Nunca esqueço que cada detalhe pode fazer diferença: documentos, laudos e prazos devem ser cumpridos com precisão para garantir direitos efetivos.


Auxílio-acidente, auxílio-doença e aposentadoria por invalidez: diferenças


Permita-me reforçar as principais diferenças, já que essas confusões são comuns entre clientes:


  • Auxílio-doença: Pago em razão de incapacidade total e temporária para o trabalho. Cessa com a recuperação do segurado. Exige perícia médica periódica.

  • Auxílio-acidente: Pago após a consolidação do quadro, com sequelas permanentes e redução parcial da capacidade. Não exige afastamento do trabalho.

  • Aposentadoria por invalidez: Concedida quando a incapacidade é total e permanente. O benefício só é concedido se não restar possibilidade de reabilitação.


O auxílio-acidente é uma compensação duradoura para quem pode continuar trabalhando, mas jamais será o mesmo.


Para entender melhor combinações entre benefícios, sugiro explorar o tema em artigos de direito previdenciário disponíveis no nosso blog.

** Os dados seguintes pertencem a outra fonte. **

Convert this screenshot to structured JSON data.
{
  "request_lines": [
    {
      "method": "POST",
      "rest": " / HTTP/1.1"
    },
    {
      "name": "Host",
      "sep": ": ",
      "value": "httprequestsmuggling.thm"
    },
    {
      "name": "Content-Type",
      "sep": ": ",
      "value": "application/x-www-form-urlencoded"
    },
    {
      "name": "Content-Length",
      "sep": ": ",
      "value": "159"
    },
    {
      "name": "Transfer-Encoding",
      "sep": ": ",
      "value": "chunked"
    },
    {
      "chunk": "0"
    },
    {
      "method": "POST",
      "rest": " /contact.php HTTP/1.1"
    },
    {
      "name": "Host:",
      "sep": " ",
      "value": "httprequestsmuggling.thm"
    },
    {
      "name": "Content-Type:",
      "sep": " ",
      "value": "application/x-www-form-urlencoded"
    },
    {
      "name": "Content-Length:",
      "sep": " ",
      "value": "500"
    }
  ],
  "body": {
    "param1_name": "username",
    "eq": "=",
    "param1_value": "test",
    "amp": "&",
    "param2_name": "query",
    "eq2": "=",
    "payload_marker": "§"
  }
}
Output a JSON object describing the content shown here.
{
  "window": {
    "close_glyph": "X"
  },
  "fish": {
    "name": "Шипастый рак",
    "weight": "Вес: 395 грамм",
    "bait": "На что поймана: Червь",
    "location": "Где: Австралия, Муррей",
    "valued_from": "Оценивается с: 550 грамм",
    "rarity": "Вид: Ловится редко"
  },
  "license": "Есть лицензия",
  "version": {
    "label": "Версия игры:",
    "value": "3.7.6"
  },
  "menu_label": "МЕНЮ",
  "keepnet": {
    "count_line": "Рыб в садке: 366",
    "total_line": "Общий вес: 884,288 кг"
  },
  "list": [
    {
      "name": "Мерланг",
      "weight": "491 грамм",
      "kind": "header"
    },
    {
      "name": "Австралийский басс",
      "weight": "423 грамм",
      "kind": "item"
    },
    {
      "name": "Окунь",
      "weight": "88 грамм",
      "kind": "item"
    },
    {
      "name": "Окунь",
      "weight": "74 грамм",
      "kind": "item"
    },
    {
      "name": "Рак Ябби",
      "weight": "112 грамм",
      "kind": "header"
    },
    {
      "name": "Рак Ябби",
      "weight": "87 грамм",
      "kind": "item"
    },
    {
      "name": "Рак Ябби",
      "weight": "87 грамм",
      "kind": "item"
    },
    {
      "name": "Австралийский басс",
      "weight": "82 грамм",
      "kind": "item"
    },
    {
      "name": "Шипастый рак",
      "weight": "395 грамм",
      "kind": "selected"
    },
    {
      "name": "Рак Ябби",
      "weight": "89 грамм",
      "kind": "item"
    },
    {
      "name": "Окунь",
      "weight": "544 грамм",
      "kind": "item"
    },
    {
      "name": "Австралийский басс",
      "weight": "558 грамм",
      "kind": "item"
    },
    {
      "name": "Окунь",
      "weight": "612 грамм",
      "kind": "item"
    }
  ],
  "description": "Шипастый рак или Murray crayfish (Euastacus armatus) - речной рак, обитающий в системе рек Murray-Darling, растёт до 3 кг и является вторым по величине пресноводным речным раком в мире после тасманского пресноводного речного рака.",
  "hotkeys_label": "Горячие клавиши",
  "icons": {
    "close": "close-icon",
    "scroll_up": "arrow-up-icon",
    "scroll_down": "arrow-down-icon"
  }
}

Conclusão: cuide de seus direitos e planeje seu futuro


Em minha trajetória auxiliando trabalhadores, percebi que informação, documentação bem organizada e orientação jurídica segura podem evitar dores de cabeça e garantir o recebimento justo do auxílio-acidente. Contar com um escritório de confiança, como o Vinicius Macedo Advogado em Salvador, permite mais tranquilidade em cada passo. Se restou alguma dúvida, não hesite em buscar nosso atendimento presencial na Bahia ou online para todo o Brasil. Conheça nossos serviços e garanta seu direito sem deixar falhas no processo!


Perguntas frequentes sobre o auxílio-acidente



O que é o auxílio-acidente do INSS?


O auxílio-acidente é um benefício de natureza indenizatória pago ao segurado que, após se recuperar de um acidente, permanece com sequelas permanentes que reduzam sua capacidade de trabalho de forma parcial. Não é aposentadoria, nem exige afastamento definitivo, serve como compensação pelo prejuízo funcional, segundo o site oficial do INSS.


Como solicitar o auxílio-acidente pelo INSS?


Você pode solicitar o benefício pelo portal Meu INSS, aplicativo oficial ou Central 135, anexando documentos pessoais e laudos médicos, agendando perícia e acompanhando o resultado online. Na dúvida sobre como reunir provas, procure orientação especializada.


Quem tem direito ao auxílio-acidente?


O direito cabe a empregados CLT, rurais, domésticos, e avulsos, desde que mantinham qualidade de segurado na data do acidente e apresentem sequelas definitivas que reduzam sua capacidade laboral. Contribuintes individuais e facultativos não têm direito ao benefício.


Quanto tempo demora para receber o benefício?


Após solicitar, o prazo médio varia entre 30 e 45 dias após a realização da perícia médica, mas pode ser maior conforme a complexidade do caso e pendências de documentação, segundo dados oficiais do INSS.


Acúmulo auxílio-acidente com outros benefícios?


O auxílio-acidente pode ser recebido ao mesmo tempo que o salário de trabalho registrado, mas não é acumulado com aposentadoria previdenciária ou outro benefício de incapacidade do mesmo motivo. Caso o segurado entre com recurso, é possível reassumir o benefício se a decisão for revertida.